A new analysis of cancer figures in Britain shows that the overall incidence among teenagers and young adults is rising, with the biggest increase among 20 to 24-year-olds, particularly in lymphoma, melanoma and germ cell tumours, including testicular germ cell tumours. Although cancer is still rare in this age group ? around 1,500 cases a year in England ? it is the leading cause of death after accidents.From the Teenage Cancer Trust :Cancer rates in teens and early 20s rising
More research needed to understand causes
A new analysis of cancer figures for England[1] shows that the overall incidence among teenagers and young adults is rising, with the biggest increase among 20 to 24-year-olds, particularly in lymphoma, melanoma and germ cell tumours, including testicular germ cell tumours.
A news briefing at Teenage Cancer Trust’s Third International Conference on Adolescent Cancer today (Monday 1 March) was told that although cancer is still rare in this age group ? around 1,500 cases a year in England ? it is the leading cause of death after accidents.
Professor Jill Birch, from the University of Manchester, [NB:see note at end of this release] who analysed data for 13 to 24-year-olds between 1979 and 2000, said that the overall rate had risen from 15.4 to 19.8 per 100,000 over the 21 year period 1979-2000. This amounts to an average increase of 1.2% per year.
Different cancers dominated at different ages. Among 13 and14-year-olds, leukaemia is the most common accounting for over 22% of cancers, followed by lymphoma (nearly 21%) and malignant brain tumours (18%). By age 15-19 lymphoma dominates (27%) with leukaemia second (15%) followed by carcinomas and malignant brain tumours (around 11% each). Lymphoma also dominated in 20 to 24-year olds with carcinomas second (21%) and germ cell tumours third (17%).
Much less is known about the causes and risk factors for adolescent and young adult cancer than for cancer in older adults.
Professor Birch, who is Cancer Research UK Professorial Research Fellow at Manchester University, said: “The early age of onset and lack of opportunity for chronic exposure to environmental factors suggests that genetic susceptibility may be important. Highly penetrant genes or mutations probably only account for a small proportion of cases. What is more likely is that cancer develops as a result of exposure to a risk factor in a genetically susceptible individual.”
She said that the increasing incidence of certain cancers over time would be consistent with environmental (exogenous) risk factors, which are becoming more frequent or occurring at increasing levels. Alternatively, lifestyle changes in recent years may also be contributing. For example, melanoma rates (linked to sun exposure) had almost doubled over 21 years and in the 20-24 year age group now accounted for one in 10 of all cancers.

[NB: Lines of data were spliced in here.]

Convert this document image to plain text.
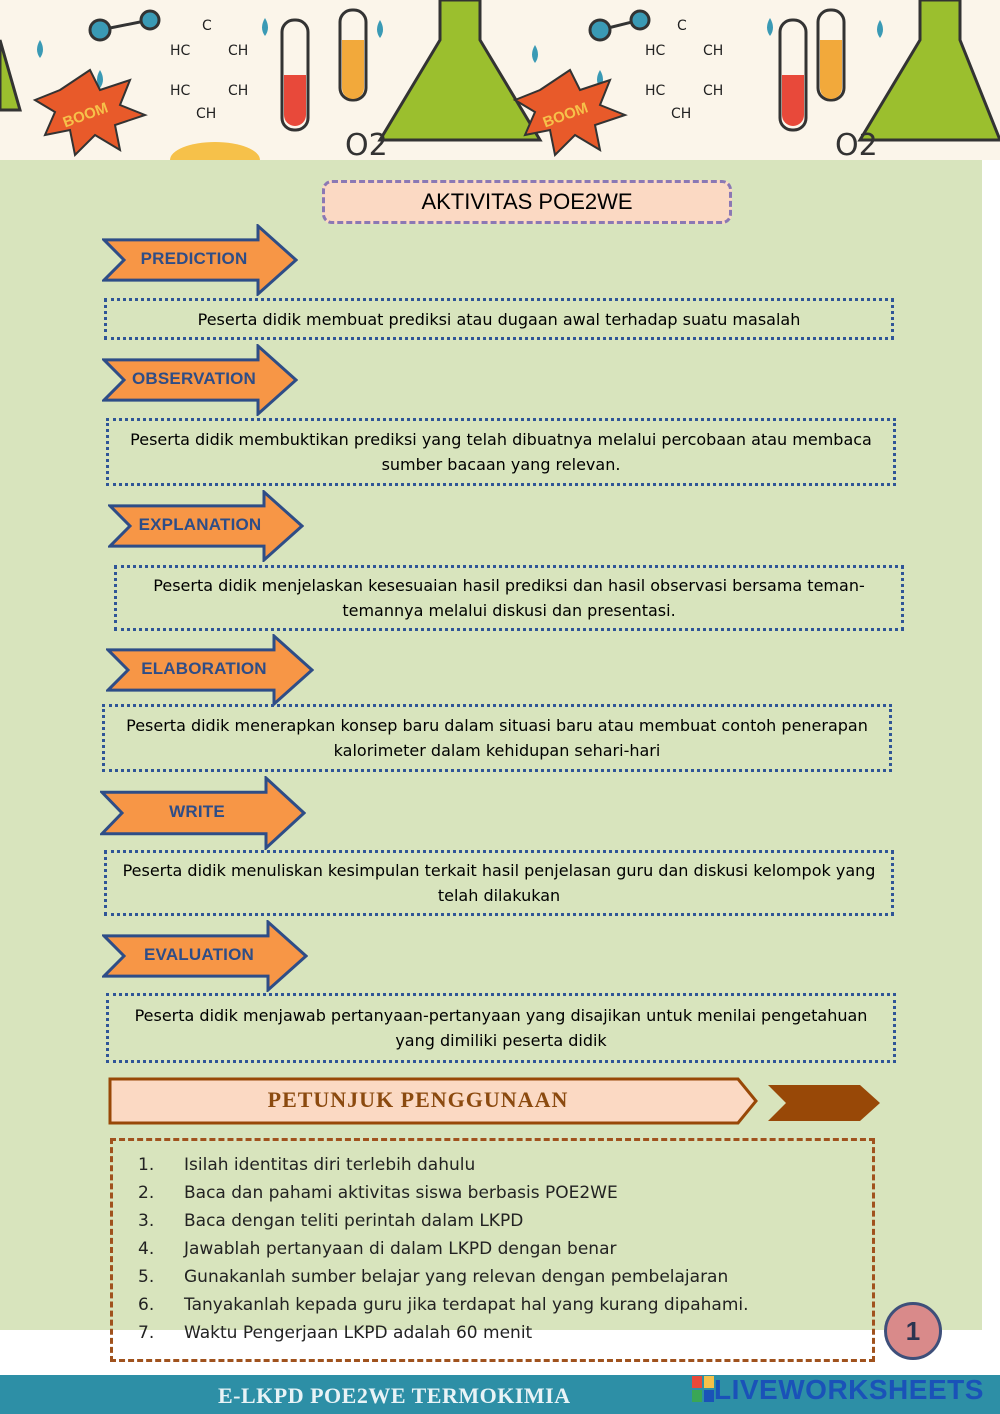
HC	CH
HC	CH
CH
C
HC	CH
HC	CH
CH
C
BOOM	BOOM
O2	O2
AKTIVITAS POE2WE
PREDICTION
Peserta didik membuat prediksi atau dugaan awal terhadap suatu masalah
OBSERVATION
Peserta didik membuktikan prediksi yang telah dibuatnya melalui percobaan atau membaca sumber bacaan yang relevan.
EXPLANATION
Peserta didik menjelaskan kesesuaian hasil prediksi dan hasil observasi bersama teman-temannya melalui diskusi dan presentasi.
ELABORATION
Peserta didik menerapkan konsep baru dalam situasi baru atau membuat contoh penerapan kalorimeter dalam kehidupan sehari-hari
WRITE
Peserta didik menuliskan kesimpulan terkait hasil penjelasan guru dan diskusi kelompok yang telah dilakukan
EVALUATION
Peserta didik menjawab pertanyaan-pertanyaan yang disajikan untuk menilai pengetahuan yang dimiliki peserta didik
PETUNJUK PENGGUNAAN
1. Isilah identitas diri terlebih dahulu
2. Baca dan pahami aktivitas siswa berbasis POE2WE
3. Baca dengan teliti perintah dalam LKPD
4. Jawablah pertanyaan di dalam LKPD dengan benar
5. Gunakanlah sumber belajar yang relevan dengan pembelajaran
6. Tanyakanlah kepada guru jika terdapat hal yang kurang dipahami.
7. Waktu Pengerjaan LKPD adalah 60 menit	1
E-LKPD POE2WE TERMOKIMIA	LIVEWORKSHEETS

“Exposure of a young child or fetus to environmental carcinogens during periods of rapid growth and development might lead to higher cancer risks in young adults than adult exposure at similar doses would to the risk of cancer in later life.”
Infection in early life could be important in lymphoma with risks varying according to the individual’s HLA (histocompatability) system. Likewise, individuals’ genetic make up may make them susceptible to the ability of viruses to trigger cancer. Passive smoking may be a factor in some cancers, but exposure that happens before birth or in infancy may target different organs than those affected by exposure in later life. Again, the genetic make up of mother and fetus is likely to affect the level of risk.
Professor Birch said that good quality data on patterns and trends in cancer incidence were essential for researching and understanding causes and she called for a specialised system of cancer registration in this age group.
“We understand patterns of childhood cancer fairly well because there are specialised registries internationally. But childhood classifications don’t work for adolescents and young adults because many of the childhood cancers are not seen in adolescents. Adult data are presented by cancer site but that is not suitable for teenagers and young adults either. That’s an important reason why we don’t understand nearly so much about this age group.
“What we need is a classification that is tailored to the 13 to 24-year-olds with biologically similar cancers classified together, and diagnostic categories that allow maximum flexibility in analyses. A standard classification that is accepted internationally will ensure that results from different registries are comparable.”
She concluded: “This would allow us to analyse by diagnosis, age, sex, geographical variations and to undertake international comparisons. Studies of familial patterns will also be important. Then we would have a proper basis for detailed molecular epidemiological studies that could really help us to identify the causes of the cancers that are affecting our young people.”